Another interesting blockchain application is smart contracts. And this returns us to where we began. None other than Nick Szabo developed the notion of smart contracts which are computer protocols that facilitate, enforce, or make unnecessary contracts or contract clauses. The definition of a smart contract varies widely (and includes the DAO, discussed briefly below) but one of the most interesting aspects of smart contracts is their ability to self-execute. Imagine a car loan in which monthly payments are automatically deducted and in which, if funds are insufficient, ownership of the car immediately reverts to the lender and the car’s functionality is limited. By placing this kind of contract on blockchain, the lender’s ownership of the car is undisputed (via the blockchain) and payment can be made with Bitcoin, eliminating the need for costly banking intermediaries. Using the internet of things, a car’s functionality could be limited remotely, significantly reducing the costs of tracking and repossession. And remember the mortgage discussion above? The exact same thing could be done for a home mortgage, with payments automatically deducted and access limited in the event of default.

R.I.P. DAO

If you want a deep dive in blockchain and smart contracts, check out the story of The DAO which was in some ways the decentralized autonomous organization. It’s too complex to cover in-depth here, but the DAO was an attempt to implement an economic organization that functioned entirely on its own. The aim was that the DAO would make investments using cryptocurrency funds called Ether (like Bitcoin, Ether is another cryptocurrency existing on a separate blockchain, Ethereum).  TechCrunch described The DAO as “a paradigm shift in the very idea of economic organization. … It offers complete transparency, total shareholder control, unprecedented flexibility, and autonomous governance.” Volumes could be written about the DAO and it’s “failure,” and aftermath (including the Ethereum community’s decision to hard-fork the network) but it represents a series of firsts in the blockchain and smart contracts space, and was a remarkably bold endeavor in 2016.

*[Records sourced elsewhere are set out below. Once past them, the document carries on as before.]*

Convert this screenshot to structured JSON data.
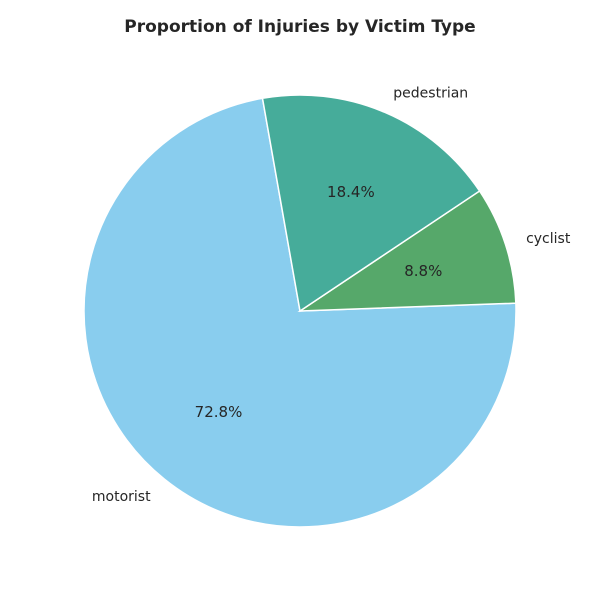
{
  "chart_data": {
    "type": "pie",
    "title": "Proportion of Injuries by Victim Type",
    "slices": [
      {
        "label": "motorist",
        "percent": 72.8,
        "color": "#89CDEE"
      },
      {
        "label": "cyclist",
        "percent": 8.8,
        "color": "#56A86A"
      },
      {
        "label": "pedestrian",
        "percent": 18.4,
        "color": "#46AC9A"
      }
    ],
    "start_angle_deg": 100,
    "direction": "counterclockwise",
    "percent_format": "1 decimal place",
    "legend": "none"
  }
}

Most attorneys think that Bitcoin is far from their everyday lives. And it’s true that most attorneys don’t touch it in their everyday practice. But there’s much about Bitcoin and the blockchain today that was relevant this year and to the law and the legal system. More to the point, there’s much about Bitcoin, the blockchain, and smart contracts that will be relevant to the future of law.

 

[i] Even though I spend a great deal of my professional life railing against lawyers’ lack of and unwillingness to embrace basic principles of efficiency.